すべての仕事はお客様につながっている

第267回 2019年9月26日 
西日本旅客鉄道(JR西日本)会長
真鍋 精志まなべ せいじ
JR西日本の30年とこれからの取り組み
 ~関西エリアの活性化に向けて~

  JR西日本の30年を振り返ると、1987年に民営化して以降、ほとんど平成の時代を歩んできた。途中、阪神大震災で大きな被害に見舞われたが、株式上場、そして2004年には完全民営化を果たした。そして、2005年に福知山線列車事故があった。今年で事故から15年目に入ったが、JR西日本の半分近くは福知山線の事故と、その後の安全に関わるものだった。
 まず、関西におけるこれからの取り組みについて。今は訪日外国人が多く鉄道の利用者は伸びているが、少子高齢化が進む中で日本人の動きは今年がピークだと思っている。では、今後どうしていくか。インフラ企業としては鉄道と地域のまちづくりが今後のテーマになる。
 例えば大阪・梅田には2023年、JR大阪駅北側に梅田地下駅(仮称・北梅田駅)が開業する。京都方面からの特急列車は、いま大阪駅を素通りして天王寺や関西国際空港を結んでいる。この駅が開業することで、大阪駅ですべての特急がつながるようになる。これを2025年大阪・関西万博や統合型リゾート施設(IR)の起爆剤にしないといけない。この地下駅では、最新のAI(人工知能)や新技術を実験的に活用する取り組みを行いたい。
 続いて安全向上について。福知山線事故の後、当社がどうしてきたか。福知山線の事故現場に「祈りの杜」という施設を作り、昨年初めてそこで慰霊式を実施した。この施設は慰霊の場であり、おわびの場であり、そして事故を風化させずに安全性向上に取り組んでいくことを誓う場だ。施設の石碑には「尊い人命をお預かりする企業としての責任を果たしていなかった」と、JR西日本の責任を明記した。
 また、事故の反省を踏まえて、「リスクアセスメント」を導入した。過去に発生した事故への対応を主体とする安全対策ではなく、事故を未然に防ぐためにリスクを予測して、評価し、管理するという仕組みだ。労働災害防止でリスクアセスメントを導入している企業はあるが、事故防止に取り入れている鉄道事業者はほとんどない。将来事故があった際、予見可能性があったとして、法的な責任を問われる恐れがあるためだが、安全性向上のため、リスクをなくすために導入を決めた。
 福知山線の事故の後、私は2つのことを社員に言ってきた。ひとつは社員皆が事業活動に参加しようということ。もうひとつは「すべての仕事はお客さまにつながっている」と意識するということだ。社員全員が当事者意識を持って仕事をする。「1人の100歩より、100人の一歩」で、がんばっていこうと繰り返している。万博やIRを控え、関西では安全性向上に加えて、もう一つ違う取り組みが必要になる。インフラ企業として、対話を大事に心がけていきたい。(内田 博文)

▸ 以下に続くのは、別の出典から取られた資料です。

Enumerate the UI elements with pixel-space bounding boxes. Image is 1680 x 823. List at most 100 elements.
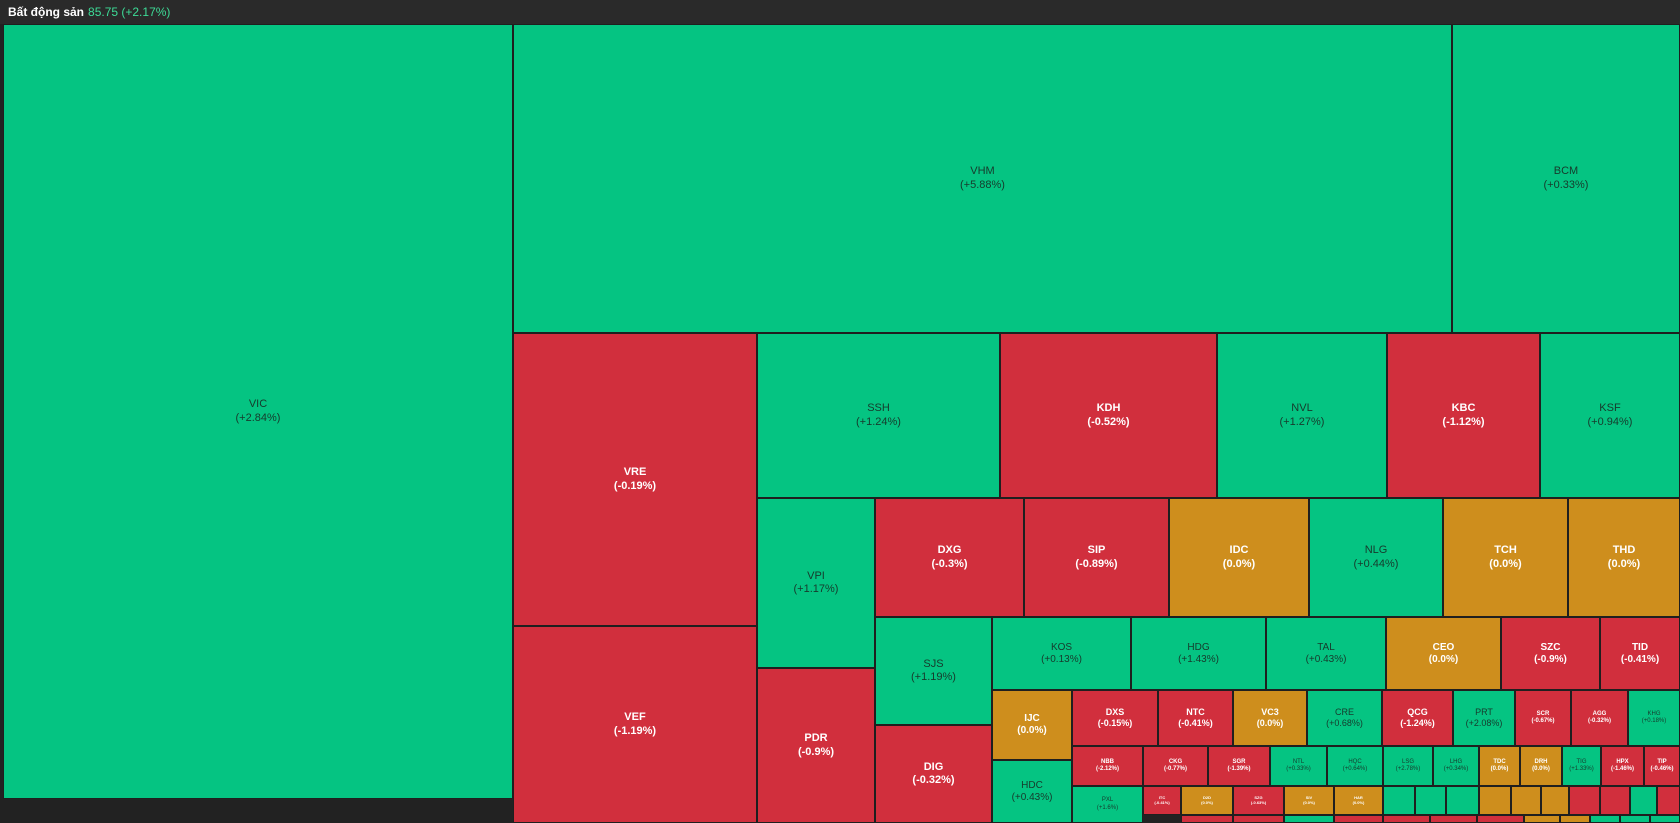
tile-small[interactable] bbox=[1446, 786, 1479, 815]
tile-lhg[interactable]: LHG (+0.34%) bbox=[1433, 746, 1479, 786]
tile-small[interactable] bbox=[1650, 815, 1680, 823]
tile-symbol: ITC bbox=[1158, 794, 1166, 800]
tile-small[interactable] bbox=[1541, 786, 1569, 815]
tile-kos[interactable]: KOS (+0.13%) bbox=[992, 617, 1131, 690]
tile-symbol: TDC bbox=[1493, 758, 1506, 765]
tile-small[interactable] bbox=[1569, 786, 1600, 815]
tile-small[interactable] bbox=[1383, 815, 1430, 823]
tile-small[interactable] bbox=[1511, 786, 1541, 815]
tile-small[interactable] bbox=[1657, 786, 1680, 815]
tile-sgr[interactable]: SGR (-1.39%) bbox=[1208, 746, 1270, 786]
tile-ksf[interactable]: KSF (+0.94%) bbox=[1540, 333, 1680, 498]
tile-qcg[interactable]: QCG (-1.24%) bbox=[1382, 690, 1453, 746]
tile-symbol: NBB bbox=[1101, 758, 1114, 765]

ゲスト略歴(講演時)=1953年10月、香川県仁尾町(現・三豊市)生まれ。東京大学卒業後、日本国有鉄道入社。秋田鉄道管理局総務部人事課長などを経て1987年4月より西日本旅客鉄道株式会社(JR西日本)人事部勤労課長。同広島支社次長、執行役員財務部長、取締役兼常務執行役員総合企画本部長などを歴任し2012年5月より代表取締役社長、2016年6月より現職。2017年5月より関西経済連合会副会長、関西経済同友会常任幹事、2019年4月より大阪市博物館機構理事長を務める。趣味は美術鑑賞と野球。学生時代から東京上野近辺の美術館には何度も足を運んだ。アンドリュー・ワイエスが好きで、仕事部屋にも飾っている。中学から始めた野球はプレーも観戦も好きで、学生時代のポジションはキャッチャー。冬に両手でレンガを持って走る、試合後に10キロの距離を走るなどハードな練習をこなした。社員の情熱や頑張りをキャッチャーの気持ちで受け止めることに力を注いでいる。社員には『一人の百歩より、百人の一歩』で、みんなで頑張っていこう、と鼓舞している。